Saturday nights were made for something. For each of us. But we often get lost in what they used to be for. When we were young, toddlers even, they were nights that our parents were in a better mood, happier and they fed us things that we didn’t normally get to eat. Pizza or spaghetti, even Chinese food. In the Midwest of my youth, it depended partially on the weather, partially on my parents’ mood.
When we were teenagers, it was the night to go out, escape and get away. It was the night to be ourselves and let our lives be real expressions of who we were. Our music, our friends, our night. When I was 13, I remember asking the first girl I ever asked, Nancy Rowe, to go steady-whatever that meant. Neither of us knew-but that was OK. We had no expectations, it was a chance to try out emotions and feelings, a chance to see what honesty meant. We tested those bounds, not physical ones.

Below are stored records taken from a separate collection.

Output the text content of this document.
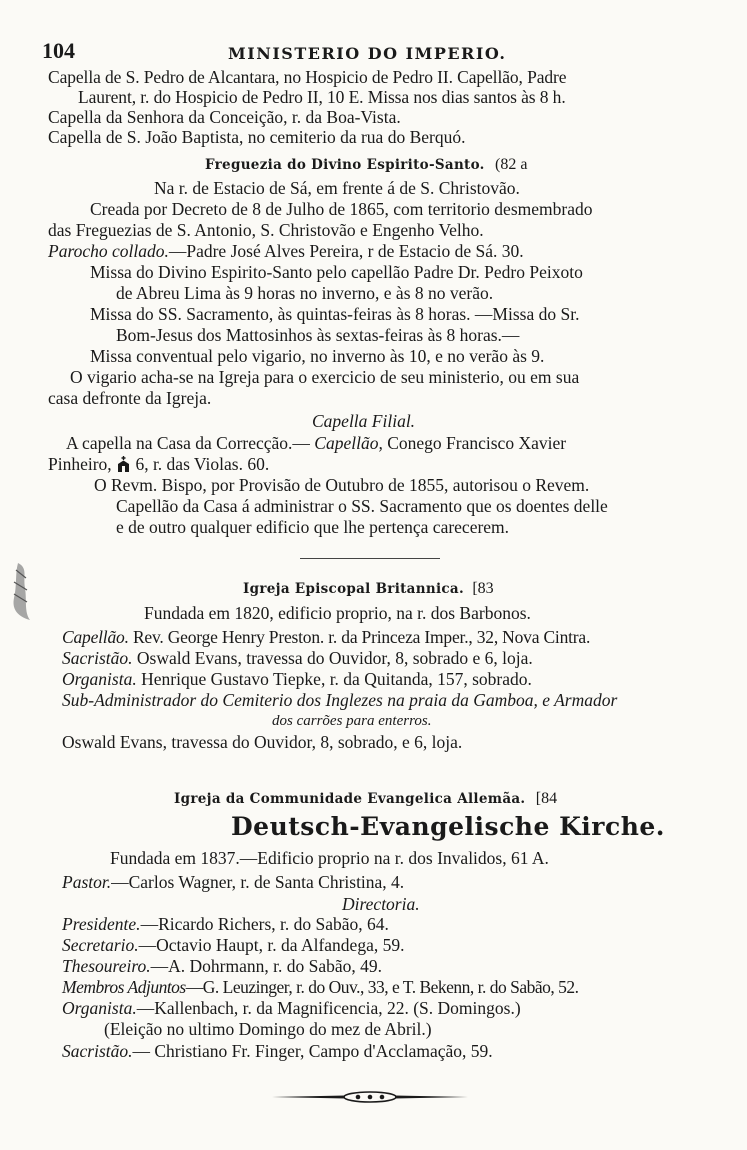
104	MINISTERIO DO IMPERIO.
Capella de S. Pedro de Alcantara, no Hospicio de Pedro II. Capellão, Padre
Laurent, r. do Hospicio de Pedro II, 10 E. Missa nos dias santos às 8 h.
Capella da Senhora da Conceição, r. da Boa-Vista.
Capella de S. João Baptista, no cemiterio da rua do Berquó.
Freguezia do Divino Espirito-Santo. (82 a
Na r. de Estacio de Sá, em frente á de S. Christovão.
Creada por Decreto de 8 de Julho de 1865, com territorio desmembrado
das Freguezias de S. Antonio, S. Christovão e Engenho Velho.
Parocho collado.—Padre José Alves Pereira, r de Estacio de Sá. 30.
Missa do Divino Espirito-Santo pelo capellão Padre Dr. Pedro Peixoto
de Abreu Lima às 9 horas no inverno, e às 8 no verão.
Missa do SS. Sacramento, às quintas-feiras às 8 horas. —Missa do Sr.
Bom-Jesus dos Mattosinhos às sextas-feiras às 8 horas.—
Missa conventual pelo vigario, no inverno às 10, e no verão às 9.
O vigario acha-se na Igreja para o exercicio de seu ministerio, ou em sua
casa defronte da Igreja.
Capella Filial.
A capella na Casa da Correcção.— Capellão, Conego Francisco Xavier
Pinheiro, 6, r. das Violas. 60.
O Revm. Bispo, por Provisão de Outubro de 1855, autorisou o Revem.
Capellão da Casa á administrar o SS. Sacramento que os doentes delle
e de outro qualquer edificio que lhe pertença carecerem.
Igreja Episcopal Britannica. [83
Fundada em 1820, edificio proprio, na r. dos Barbonos.
Capellão. Rev. George Henry Preston. r. da Princeza Imper., 32, Nova Cintra.
Sacristão. Oswald Evans, travessa do Ouvidor, 8, sobrado e 6, loja.
Organista. Henrique Gustavo Tiepke, r. da Quitanda, 157, sobrado.
Sub-Administrador do Cemiterio dos Inglezes na praia da Gamboa, e Armador
dos carrões para enterros.
Oswald Evans, travessa do Ouvidor, 8, sobrado, e 6, loja.
Igreja da Communidade Evangelica Allemãa. [84
Deutsch-Evangelische Kirche.
Fundada em 1837.—Edificio proprio na r. dos Invalidos, 61 A.
Pastor.—Carlos Wagner, r. de Santa Christina, 4.
Directoria.
Presidente.—Ricardo Richers, r. do Sabão, 64.
Secretario.—Octavio Haupt, r. da Alfandega, 59.
Thesoureiro.—A. Dohrmann, r. do Sabão, 49.
Membros Adjuntos—G. Leuzinger, r. do Ouv., 33, e T. Bekenn, r. do Sabão, 52.
Organista.—Kallenbach, r. da Magnificencia, 22. (S. Domingos.)
(Eleição no ultimo Domingo do mez de Abril.)
Sacristão.— Christiano Fr. Finger, Campo d'Acclamação, 59.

In our 20’s, we struck out with the vision of what it meant to be individual. We drank, we smoked, we talked and we gathered. We had morals, we had manners, most of us, and it wasn’t a time to break the rules, but rather to ask how those rules applied to us. In my mid 20’s, I was in a band and Saturday night was either the longest practice of the week or, if we were lucky, a gig. We had gigs quite a bit as time went on–private parties, a few local clubs and establishments. The three of us, Edd, the guitarist, Chris, the drummer and I on bass played many a Saturday night. Two years in a row, we played a series of Halloween shows at a private party here in Camarillo, Calif. The hosts of that party were engaged and wonderful people–Andy, who had a great sense of humor and was fiercely loyal to Lisa (that’s what I’ll call her), was killed at his bachelor party. It was until that time the saddest event of my life.
Andy and his friends had gone to ride motorcycles in the desert. Andy went out just before dinner, apparently, to ride the trails for a quick go-round. He never came back, though no one thought too much about it until early the next morning. When the found him, Andy was lying on the ground, his bike off in the distance. He had apparently been thrown off and broke his neck. I remember telling Edd and Chris. It affected us all.
In later years, when I was no longer playing music, October Saturday nights were comfy, warm and at home with my wife and then, my daughter. As Shannon grew and Halloween became more fun, I re-connected with some of those friends from my teen years in the San Fernando Valley. Greg, Eric and I, Doug, Jeff and Kim, all of us were friends and it turned out that Greg had been keep close with all of them. At his company each year, Greg throws a Halloween party with all of the families and friends. He runs a graphic design, website and arts facility in the San Fernando Valley. He’s done well for himself. Shannon and I and sometimes Sue have been going since Shannon was 8 years old.
Tonight will mark our fifth Halloween party with old friends-the Barnetts and Schuhs, the Gerbers and the Ayers’. We’ll all get together and catch up, share some laughs as the kids, now in their tweens, run around and kick off the fall season of Halloween and Thanksgiving.
It’s a blessing to be able to once again celebrate the change of seasons. And we’re about to head out–Shannon in her rainbow 70’s Diva costume and me as an E.R. doctor. How time flies.